Capítulo 24

25 2 0
                                    

Dentro del monasterio en el que residían Las Ancianas imperaba un silencio absoluto, imperturbable, ni siquiera la sorpresa provocada por la solicitud de su presencia por parte de Consejo Supremo había sido suficiente para romperlo. Entiéndase sorpresa por la petición expresa de intervención; pues a pesar de vivir desde tiempos inmemoriales confinadas eran conocedoras de todos los acontecimientos. Y, precisamente, gracias a esa magia seguían con vida, pues un encierro de tales características, ese aislamiento, acabarían con cualquiera, pero no con ellas.

Al menos por ahora.

Por lo que, de alguna manera se podía decir que esa silenciosa respuesta ante la misiva era buena, no había nada de lo que preocuparse, simplemente los miembros del Consejo Supremo necesitaban de su mediación. Situación que no les sorprendía, todas y cada una de ellas eran conscientes de la mala relación que existía entre los máximos representantes del mundo mágico, aunque hacían todo lo posible por evitar que esa rivalidad fuera percibida por la sociedad; ellas lo sabían, ellas lo habían visto venir desde el principio, y ellas se habían visto en la obligación de permitir que sucediera. Porque ellas no tenían libertad para interceder, su obligación era observar desde fuera lo que sucedía, y documentarlo; obligadas a ver cómo nacían las sociedades y como se destruían; una y otra, y otra vez... Sin saber cuándo sería el fin pero con la certeza de que ellas permanecerían ahí tras él; listas para ver un nuevo comienzo.
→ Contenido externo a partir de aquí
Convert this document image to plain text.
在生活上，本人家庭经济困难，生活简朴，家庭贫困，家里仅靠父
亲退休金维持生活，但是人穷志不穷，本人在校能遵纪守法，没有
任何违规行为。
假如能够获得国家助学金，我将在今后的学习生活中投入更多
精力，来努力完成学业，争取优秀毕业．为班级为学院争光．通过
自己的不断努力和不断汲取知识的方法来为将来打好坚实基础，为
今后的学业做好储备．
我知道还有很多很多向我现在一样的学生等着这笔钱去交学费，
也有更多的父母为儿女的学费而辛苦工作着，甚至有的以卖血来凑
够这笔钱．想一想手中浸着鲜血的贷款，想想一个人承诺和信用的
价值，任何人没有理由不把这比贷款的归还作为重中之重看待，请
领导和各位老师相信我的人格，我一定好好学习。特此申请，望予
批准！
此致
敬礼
Y con esa certeza flotando en el aire Las Ancianas caminaban por los fríos pasillos de piedra del Monasterio, cada una rumiando sus pensamientos, sin prestar atención al resto, Esto no quería decir que la relación entre ellas fuera inexistente, más bien todo lo contrario, pero en ciertas ocasiones el silencio se instauraba casi de manera natural, incluso los animales que todos los días hacían sentir su presencia fuera de los muros permanecían en silencio en esos momentos. Incluso el viento dejaba de rugir, persistía soplando con furia, pero en silencio; cualquiera diría que hasta la naturaleza sentía lo que eso significaba, y de alguna manera hacía todo lo que en su mano estuviera para no perturbar la tensa calma. Porque en ese momento el más mínimo soplo de viento habría sonado como el rugido de un león en ese sepulcral silencio.

Si cualquier explorador se hubiera acercado al Monasterio probablemente habría creído que se encontraba abandonado, y quizás si se sintiera valiente habría tratado de colarse en sus impenetrables muros; encontrándose de frente con la realidad. Que no se trataba de una Monasterio abandonado en medio de las montañas, y que dentro de esas paredes los intrusos no eran recibidos amablemente; pues el tiempo dentro de esas paredes se sentía de manera diferente, y ese cambio de velocidad podía resultar mortal para quién tuviera el valor, o la estupidez, suficiente para entrar.

Determinar el tiempo que duraría el silencio en el Monasterio resultaba imposible, todo dependía de la manera en la que los acontecimientos se desarrollaran. O hasta que una de Las Ancianas decidiera dar por concluido el tiempo de reflexión que traía consigo el silencio. Y, quizá, el haber recibido la petición de mediación por parte del Consejo Supremo provocaba que el tiempo de reflexión se extendiera mucho más que en las ocasiones anteriores. Las Ancianas eran conscientes de que se avecinaban tiempos complicados, muchos cambios, de profundo calado y poco tiempo para adaptarse a los mismos; por esto se podría decir que por primera vez les resultaba prácticamente imposible determinar el rumbo de los acontecimientos.

Y así pasaban los días en el Monasterio, Las Ancianas se levantaban a las cinco de la mañana, aprovechaban las frías temperaturas previas a la salida del sol para pasear por el exterior; y cuando los primeros rayos comenzaban a hacer acto de presencia volvían al interior, desayunaban y cada una se iba por su cuenta, ya fuera a la biblioteca, a sus dormitorios, a los establos..., hasta la hora del almuerzo; donde se volvían a reunir para comer todas juntas; tras esto volvían a desperdigarse hasta la hora de la cena; y tras esto llegaba el momento de dormir hasta el día siguiente.